At a glance
By Johanna Leggatt
After a challenging two years, many people are considering changing jobs. Should you?
Dr Amy Silver, psychologist, author and team leadership facilitator, says it is common to begin the year itching to change jobs, and the COVID-19 pandemic has intensified this trend.
“We have been given that opportunity to adjust our life in quite big ways and, whereas it was once impossible to, for example, work from interstate, now those kind of flexible work options are possible,” she says.
“Everything is up for grabs.”
How do you know whether it is the right decision to leave? Ask yourself these questions before you take the plunge.
1. What positives am I forgetting about my current role?
The past 18 months have been very task-oriented for many workers and it is easy to forget those intangible, but meaningful, aspects of our work lives.
Accountants and finance professionals have dealt with a lot of change, sometimes leading them to ignore the better aspects of their jobs.
While some of us dismiss returning to the office as an inefficient use of our time, ease and efficiency are not the only barometers to guide our experience of work.
“We have forgotten about the camaraderie or the connection or the joy that we get from being with other people,” Silver says.
“We are social creatures, after all.”
2. Can I change aspects of my current role?
There is a high degree of demand for qualified candidates in professional services roles, giving accountants and finance professionals a unique opportunity to shape their roles.
“Workers now have more power to ask how to make their current role closer to what they want it to be,” Silver says.
If you want to move interstate, for example, rather than looking for a new job at your destination, you could ask your employer to make you a remote employee.
“You can get what you want or need without having to leave the job,” Silver says.
3. Is this the right time to decide?
After a gruelling two years, and with pandemic-related disruptions far from over, Silver argues you should tread carefully to make sure the desire to change jobs is not solely fuelled by residual stress.
“People have experienced a lot of grief over the last couple of years, and there is a lot of processing people need to do before they can make these kinds of decisions,” she says.
Organisational psychologist and professor of career development at Australian Catholic University, Jim Bright, adds that people may think they need to make a momentous decision to feel better about work, but this is often not the case.
“Some people have a tendency to think everything has to change for anything to change,” he says.
“I always think you should think carefully before moving jobs and never leave in the heat of the moment.”
4. Am I merely tempted by another job offer?
Doubtless, many qualified finance and accounting leaders will be head-hunted over the coming months and Bright says it is important to check whether you are accepting a role because you are merely flattered.
“Many people are seduced into new jobs,” Bright says. “They see the shiny coffee machine in the lunchroom, the ping pong table or the prestigious building – but there is only so many times you can play ping pong.”
Instead, it is important to reflect on what you are truly looking for in the job. Is it a high salary for a few years because you need to pay off debts? Or is it a psychologically safe environment after an especially bruising experience with a boss with whom you didn’t get on?

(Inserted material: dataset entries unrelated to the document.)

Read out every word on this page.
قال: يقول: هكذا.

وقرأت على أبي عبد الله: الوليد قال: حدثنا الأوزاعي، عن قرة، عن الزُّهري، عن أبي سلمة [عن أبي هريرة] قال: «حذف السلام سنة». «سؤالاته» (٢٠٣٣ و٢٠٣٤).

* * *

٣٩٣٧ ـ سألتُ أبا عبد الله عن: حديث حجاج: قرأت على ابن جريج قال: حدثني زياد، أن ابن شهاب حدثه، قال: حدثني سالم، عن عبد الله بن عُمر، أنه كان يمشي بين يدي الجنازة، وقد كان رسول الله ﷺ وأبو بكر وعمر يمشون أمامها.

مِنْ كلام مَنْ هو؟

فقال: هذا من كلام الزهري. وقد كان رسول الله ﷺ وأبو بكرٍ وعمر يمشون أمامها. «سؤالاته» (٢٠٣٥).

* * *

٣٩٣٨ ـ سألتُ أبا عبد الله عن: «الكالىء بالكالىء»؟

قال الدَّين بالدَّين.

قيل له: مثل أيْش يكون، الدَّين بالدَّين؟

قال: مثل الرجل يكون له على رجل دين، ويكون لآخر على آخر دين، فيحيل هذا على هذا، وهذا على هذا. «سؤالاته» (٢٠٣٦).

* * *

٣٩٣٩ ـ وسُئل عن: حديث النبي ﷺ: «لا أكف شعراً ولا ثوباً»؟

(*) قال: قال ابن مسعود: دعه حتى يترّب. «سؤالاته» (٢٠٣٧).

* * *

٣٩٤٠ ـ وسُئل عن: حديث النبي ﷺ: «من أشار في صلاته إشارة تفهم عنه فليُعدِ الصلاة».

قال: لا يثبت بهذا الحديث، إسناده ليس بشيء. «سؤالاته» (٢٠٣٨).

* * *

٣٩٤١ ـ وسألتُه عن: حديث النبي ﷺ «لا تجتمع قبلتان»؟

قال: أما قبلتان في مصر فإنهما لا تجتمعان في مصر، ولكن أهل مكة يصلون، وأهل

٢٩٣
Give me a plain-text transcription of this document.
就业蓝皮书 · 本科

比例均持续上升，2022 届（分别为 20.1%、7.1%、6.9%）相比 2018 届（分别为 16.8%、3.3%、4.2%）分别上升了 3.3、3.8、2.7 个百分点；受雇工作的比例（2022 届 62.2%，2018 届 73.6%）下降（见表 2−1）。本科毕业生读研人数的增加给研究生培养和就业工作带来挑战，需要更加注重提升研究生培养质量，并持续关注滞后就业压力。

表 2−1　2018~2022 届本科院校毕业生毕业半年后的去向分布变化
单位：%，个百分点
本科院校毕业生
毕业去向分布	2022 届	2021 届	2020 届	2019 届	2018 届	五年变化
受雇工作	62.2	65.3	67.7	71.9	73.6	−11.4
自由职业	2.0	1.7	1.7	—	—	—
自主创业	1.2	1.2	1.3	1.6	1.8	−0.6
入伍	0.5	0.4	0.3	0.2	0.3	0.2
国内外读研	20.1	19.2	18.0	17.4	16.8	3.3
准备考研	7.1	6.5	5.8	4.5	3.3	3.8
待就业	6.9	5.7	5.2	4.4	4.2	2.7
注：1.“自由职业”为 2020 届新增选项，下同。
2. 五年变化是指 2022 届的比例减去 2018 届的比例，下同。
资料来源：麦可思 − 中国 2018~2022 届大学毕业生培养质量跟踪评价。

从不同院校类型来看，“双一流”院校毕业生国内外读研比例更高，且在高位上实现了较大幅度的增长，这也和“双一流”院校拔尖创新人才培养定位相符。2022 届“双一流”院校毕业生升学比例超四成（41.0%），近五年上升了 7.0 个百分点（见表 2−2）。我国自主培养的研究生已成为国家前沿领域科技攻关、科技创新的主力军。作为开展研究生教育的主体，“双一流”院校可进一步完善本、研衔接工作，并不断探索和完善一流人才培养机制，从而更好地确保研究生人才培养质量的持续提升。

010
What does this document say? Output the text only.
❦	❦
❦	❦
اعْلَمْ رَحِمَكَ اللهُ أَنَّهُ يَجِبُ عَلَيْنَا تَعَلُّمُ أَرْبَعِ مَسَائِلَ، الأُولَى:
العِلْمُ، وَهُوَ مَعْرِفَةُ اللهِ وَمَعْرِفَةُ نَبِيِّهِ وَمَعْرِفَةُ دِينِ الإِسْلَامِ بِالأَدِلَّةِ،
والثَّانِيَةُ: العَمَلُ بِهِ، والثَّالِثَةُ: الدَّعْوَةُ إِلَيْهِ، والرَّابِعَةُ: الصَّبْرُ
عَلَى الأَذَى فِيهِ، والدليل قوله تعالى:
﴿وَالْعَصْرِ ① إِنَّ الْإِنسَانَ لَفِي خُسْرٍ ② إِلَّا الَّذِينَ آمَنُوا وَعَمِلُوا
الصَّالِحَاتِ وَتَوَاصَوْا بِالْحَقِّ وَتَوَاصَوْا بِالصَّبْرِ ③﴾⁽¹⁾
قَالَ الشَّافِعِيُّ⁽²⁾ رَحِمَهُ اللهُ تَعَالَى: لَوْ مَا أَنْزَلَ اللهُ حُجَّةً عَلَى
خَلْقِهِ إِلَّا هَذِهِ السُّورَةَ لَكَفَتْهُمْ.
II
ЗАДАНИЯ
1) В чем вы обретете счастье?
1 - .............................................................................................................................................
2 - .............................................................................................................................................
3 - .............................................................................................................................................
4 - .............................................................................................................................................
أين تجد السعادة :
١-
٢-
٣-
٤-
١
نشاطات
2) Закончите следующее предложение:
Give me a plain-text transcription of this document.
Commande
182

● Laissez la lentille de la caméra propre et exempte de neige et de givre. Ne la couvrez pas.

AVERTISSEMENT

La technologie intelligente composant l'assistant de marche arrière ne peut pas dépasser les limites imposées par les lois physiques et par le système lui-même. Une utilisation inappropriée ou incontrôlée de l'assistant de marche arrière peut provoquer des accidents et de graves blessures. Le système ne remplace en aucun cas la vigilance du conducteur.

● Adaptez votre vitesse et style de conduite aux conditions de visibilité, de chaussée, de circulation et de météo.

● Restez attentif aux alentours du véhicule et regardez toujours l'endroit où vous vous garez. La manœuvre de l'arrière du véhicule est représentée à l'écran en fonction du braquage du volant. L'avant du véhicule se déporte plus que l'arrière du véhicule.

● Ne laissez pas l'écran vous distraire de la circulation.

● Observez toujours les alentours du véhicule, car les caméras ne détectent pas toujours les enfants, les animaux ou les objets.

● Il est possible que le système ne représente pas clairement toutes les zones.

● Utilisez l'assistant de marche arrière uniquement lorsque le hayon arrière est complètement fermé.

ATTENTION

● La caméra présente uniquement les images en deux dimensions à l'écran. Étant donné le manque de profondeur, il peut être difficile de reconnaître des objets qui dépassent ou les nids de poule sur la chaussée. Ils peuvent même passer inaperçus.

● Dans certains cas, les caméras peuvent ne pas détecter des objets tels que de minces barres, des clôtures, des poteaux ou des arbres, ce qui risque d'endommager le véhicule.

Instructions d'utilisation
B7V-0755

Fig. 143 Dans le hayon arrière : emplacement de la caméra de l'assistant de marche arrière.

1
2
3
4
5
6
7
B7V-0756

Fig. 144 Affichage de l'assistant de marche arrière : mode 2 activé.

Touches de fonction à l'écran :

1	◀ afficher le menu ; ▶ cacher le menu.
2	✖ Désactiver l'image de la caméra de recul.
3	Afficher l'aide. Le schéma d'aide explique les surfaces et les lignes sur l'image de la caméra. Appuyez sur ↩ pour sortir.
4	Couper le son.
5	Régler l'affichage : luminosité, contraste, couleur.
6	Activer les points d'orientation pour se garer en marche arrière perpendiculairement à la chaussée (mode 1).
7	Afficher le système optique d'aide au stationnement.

Both are perfectly sound reasons to move. However, “the most important part is that reflection piece, so you can be sure of what it is that you really want and need,” Bright says.
5. Are my expectations of work too high?
Bright believes we often expect work to be a kind of professional nirvana.
“There is still this notion that your career has got to be the most fundamentally satisfying thing in your life and the total expression of who you are,” he says.
This attitude may result in a perfectionist and highly transactional approach to work – refusing to settle for a job that isn’t ideal, becoming convinced all problems stem from colleagues and not themselves, and clinging to the belief that a friction-free office experience is just around the corner.
“The rhetoric around work is that it is increasingly about satisfying our needs, about what we deserve,” Bright says.
“I’m not saying our needs aren’t important, but what if we looked at it from the position of how our talents can be useful and how we can make a contribution because, for me, work becomes meaningful when you feel you've made a contribution, however small.”
At the end of the day, sometimes it comes down to accepting that there is no right or wrong move, he adds.
“Sometimes moving jobs is a risk, and sometimes staying is a risk,” Bright says. “And you've got to be able to live with that uncertainty.”